El puerto liberado de su uso industrial está obligado a constituirse en un espacio público de primer orden. Y a asumir que es, como tal, (lo explica muy bien el profesor y antropólogo Manuel Delgado), un espacio de conflicto. De conflicto entre seres diferentes y también entre usos distintos que quieren hacerse un hueco entre las actividades posibles allí. La imagen de esa muchacha que busca el baño de sol en un improvisado suelo inestable, en aguas demasiado sucias para el baño real en las que unos pescan para buscar sustento y otros ejercen actividades deportivas, lo ilustra bien. Es el año 1942 y la ciudad, volcada sobre su dársena de uso aún netamente portuario, es escenario ya del intento de ocupación de esas aguas y las tierras que las confinan por usos nuevos sobrevenidos.

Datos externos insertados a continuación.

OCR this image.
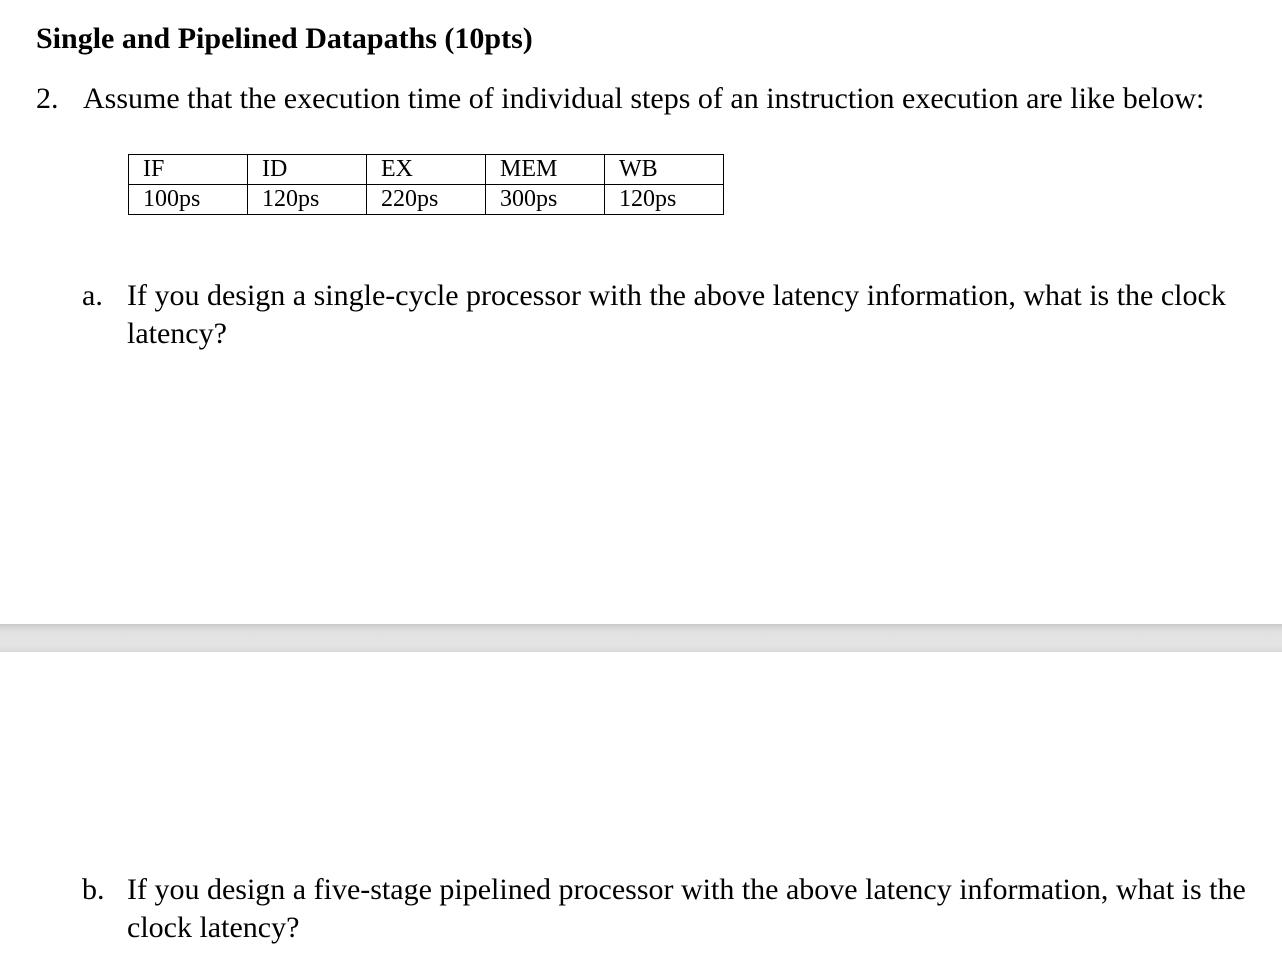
Single and Pipelined Datapaths (10pts)
2. Assume that the execution time of individual steps of an instruction execution are like below:
IF	ID	EX	MEM	WB
100ps	120ps	220ps	300ps	120ps
a. If you design a single-cycle processor with the above latency information, what is the clock latency?
b. If you design a five-stage pipelined processor with the above latency information, what is the clock latency?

Lograr una buena convivencia entre ellos, sin que ninguno llegue a ser dominante y anulador de otros, será lo que garantice también la permanencia de su esencia primera.

Las grandes literaturas de puertos y navegación nos describen travesías y lugares, máquinas y personas. Y nos hacen sentir al hacerlo la fuerza del viento, el olor de la sal, de la mar abierta o del agua mezclada del puerto. También nos permiten experimentar la lentitud del tiempo del viaje en los días de encalmada, el esfuerzo diario y organizado de los trabajos a bordo; o los sonidos y movimientos sobre el muelle en las operaciones de carga y descarga en el traslado de mercancías. Y también, cómo no, la emoción de miles de personas que antes que nosotros se fundieron en últimos abrazos al despedirse o en emocionados abrazos de reencuentro; la esperanza de los afortunados pasajeros del Stanbroock, la angustia de quienes no pudieron embarcar. Todo eso y mucho más (defensa del mar embravecido, espacio de calma asegurada) es un puerto para los habitantes de la ciudad a que sirve. No es tan sólo el espacio de comercio, mercado e intercambio que una mirada mezquina vería. Tampoco puede ser tan sólo un simple solar con el que comerciar, ni un espacio para el ocio multitudinario y el recreo entendido como simple entretenimiento y oportunidad de negocio. Debería ser un lugar mantenedor de memoria, un lugar de pasado, presente y futuro simultáneos, donde todas aquellas vivencias pasadas puedan ser imaginadas, percibidas y por tanto sentidas. Donde cada cual pueda vivir su propia vida sin el intrusismo ruidoso del comercio exacerbado. Podríamos decir -de nuevo con Manuel Delgado- que debiera ser un espacio que respete la diferencia, pero que entienda también el revindicado «derecho a la indiferencia». Un lugar donde los lazos inmemoriales de un pueblo y su mar pervivan para siempre como fuente de necesaria riqueza inmaterial en la vida cotidiana de la ciudad que ese puerto protege

La transformación de los puertos en espacios para lo público obliga a estar a la alta altura que esa condición exige. Y la arquitectura que allí se desarrolle deberá ser sólo la necesaria y ser capaz, como lo es cuando escapa al mercantilismo y al deseo de autoría que siempre termina extravagante, de evocar todas esas voces que están ahí mereciendo ser oídas y recordadas. No deberíamos olvidar lo que Carles Martí, un grande del pensamiento teórico español, nos ha enseñado sobre arquitectura y ciudad: «Un espacio público no puede serlo en verdad si no hay en él también espacio para la intimidad». Y no deberíamos olvidar tampoco que quienes damos forma física al mundo, con decisiones o acciones que devienen construcciones nuevas y modificaciones de lo que heredamos, somos responsables primeros de si ese mundo-ciudad será o no entendido como un lugar común, propiedad de todos: por todos trabajado y, por tanto, por derecho, por todos heredado.